Maraîchage à Muanda, une alternative à la réduction de la pression sur les ressources côtières

Les femmes et les jeunes des sites de Banana Km5, Muanda village et Nsiamfumu, réunis en associations, ont bénéficié des semences améliorées pour développer l’agriculture maraîchère. Il s’agit entre autres des semences d’amarantes, aubergines, tomates, oignons, ciboules, concombres et piments doux. Ces semences sont distribuées aux communautés bénéficiaires par le projet de renforcement de la résilience des communautés de Muanda à l’érosion côtière en RDC, dit PANA-Zone côtière. Ceci dans le cadre de la création des moyens de subsistances alternatifs à la pêche afin de réduire la pression  sur les ressources côtières et relever le statut économique des communautés.

Ces différentes semences sont fournies par le Centre de Production des Semences, CEPROCEM en sigle. Ce dernier a mis à la disposition du projet des semences maraîchères locales  de qualité, adaptées aux conditions du milieu et résistant aux maladies. Ces semences sont certifiées par le Service National de Semences, SENASEM en sigle.

En effet, les études menées ainsi que quelques  témoignages des bénéficiaires du projet  affirment que  les communautés côtières n’avaient qu’une seule activité principale, celle de la pêche en mer. Cette activité était léguée des arrières grands parents aux arrières- arrière petits fils. C’est ce qui justifie la présence d’au moins un pêcheur dans chaque famille dans les sites d’intervention du projet. Cette réalité poussait les communautés à fixer toujours leurs regards en mer pour survivre, à vendre les produits de pêche de la mer pour les femmes et à la fabrication des braises à base des mangroves pour les jeunes.

En 2016, lors de l’élaboration de la situation de référence pour les ménages par un consultant du projet, il avait été recommandé la création des Activités Génératrices de Revenus climatiquement résilientes, afin de créer d’autres sources de revenus alternatives à la pêche en mer en faveur des femmes et des jeunes. L’agriculture maraîchère est la culture des végétaux à usage alimentaire, de manière professionnelle c’est-à-dire dans le but d’en faire un profit.
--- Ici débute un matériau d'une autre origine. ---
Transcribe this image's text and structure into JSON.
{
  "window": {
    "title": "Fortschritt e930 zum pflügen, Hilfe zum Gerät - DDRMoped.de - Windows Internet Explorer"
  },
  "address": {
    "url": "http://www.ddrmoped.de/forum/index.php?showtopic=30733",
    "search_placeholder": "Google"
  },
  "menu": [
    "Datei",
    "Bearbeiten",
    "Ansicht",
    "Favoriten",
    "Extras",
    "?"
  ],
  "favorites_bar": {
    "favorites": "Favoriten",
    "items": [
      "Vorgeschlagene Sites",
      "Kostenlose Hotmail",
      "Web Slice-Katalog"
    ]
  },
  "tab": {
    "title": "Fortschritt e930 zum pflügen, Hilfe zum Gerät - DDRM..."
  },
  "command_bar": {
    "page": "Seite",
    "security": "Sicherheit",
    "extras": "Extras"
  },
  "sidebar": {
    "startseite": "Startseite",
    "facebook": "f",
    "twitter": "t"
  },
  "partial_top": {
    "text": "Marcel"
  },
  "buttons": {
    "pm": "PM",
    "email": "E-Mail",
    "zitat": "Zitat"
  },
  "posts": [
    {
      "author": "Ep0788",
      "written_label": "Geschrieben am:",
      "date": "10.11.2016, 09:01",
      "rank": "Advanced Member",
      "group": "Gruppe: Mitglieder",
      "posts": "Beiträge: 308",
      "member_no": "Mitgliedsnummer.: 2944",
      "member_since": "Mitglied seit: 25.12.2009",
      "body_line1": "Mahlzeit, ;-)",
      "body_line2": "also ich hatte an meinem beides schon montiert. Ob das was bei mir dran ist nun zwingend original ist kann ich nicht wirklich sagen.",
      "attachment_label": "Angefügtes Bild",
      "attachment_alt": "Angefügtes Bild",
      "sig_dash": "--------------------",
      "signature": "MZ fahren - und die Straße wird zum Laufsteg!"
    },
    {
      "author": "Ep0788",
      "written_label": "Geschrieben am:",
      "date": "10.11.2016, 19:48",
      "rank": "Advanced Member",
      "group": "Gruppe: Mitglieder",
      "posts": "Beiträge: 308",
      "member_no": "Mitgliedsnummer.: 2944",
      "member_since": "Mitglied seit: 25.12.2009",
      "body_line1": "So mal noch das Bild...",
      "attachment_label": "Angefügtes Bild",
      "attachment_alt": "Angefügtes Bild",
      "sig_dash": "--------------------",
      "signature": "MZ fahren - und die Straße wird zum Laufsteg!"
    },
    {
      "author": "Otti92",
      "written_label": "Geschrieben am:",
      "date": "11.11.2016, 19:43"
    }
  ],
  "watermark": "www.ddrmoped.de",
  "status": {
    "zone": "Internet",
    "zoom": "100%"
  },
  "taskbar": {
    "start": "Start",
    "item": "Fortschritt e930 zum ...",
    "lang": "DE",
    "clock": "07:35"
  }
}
plates bandes des piments doux à Nsiamfumu

Grâce à la sensibilisation menée par le projet  PANA-ZONE CÔTIÈRE, les communautés de Banana Km5 sont renforcées en capacité sur les options d’adaptation disponibles pour gérer les risques et anticiper les dangers. Ensuite, la qualité des semences résilientes reçues leur permet de faire une bonne récolte des  cultures maraîchères.

Madame Elisée KAONGA, Vice-présidente de l’Association des Femmes de Banana Km5, affirme qu’elle ne savait pas qu’elle pouvait aussi se faire de l’argent avec les cultures maraîchères à Banana. En voyant la qualité sablonneuse du sol, aussi sa couleur blanche, elle ne pensait pas que la production pouvait être agréable.  Grâce aux  différentes variétés de semences reçues du projet, elle s’est faite des bénéfices. Cette réussite est rendue possible grâce au  renforcement des capacités des communautés bénéficiaires en différentes  techniques d’agriculture maraîchère et les techniques de conduite d’un jardin parcellaire pour une meilleure appropriation des acquis du projet  et une augmentation de leur revenu familial.

Cette expérience a motivé les autres mamans du village de chercher aussi à se faire de l’argent avec les semences reçues en lieu et place de ne se limiter qu’aux jardins répondant seulement au besoin alimentaire.

Néanmoins, Elysée KAONGA, relève certaines contraintes dans la réalisation de cette activité. Elle a cité notamment le manque d’espace à banana Km5. Etant donné que ce village est entouré de la forêt de mangrove, il y a rareté d’autres bois pouvant leur servir de haie afin d’empêcher les caprins et les volailles à abîmer les germes. D’où, les membres de l’Association des femmes sont appelés à se cotiser pour acheter les bambous afin de protéger  leurs cultures maraîchères.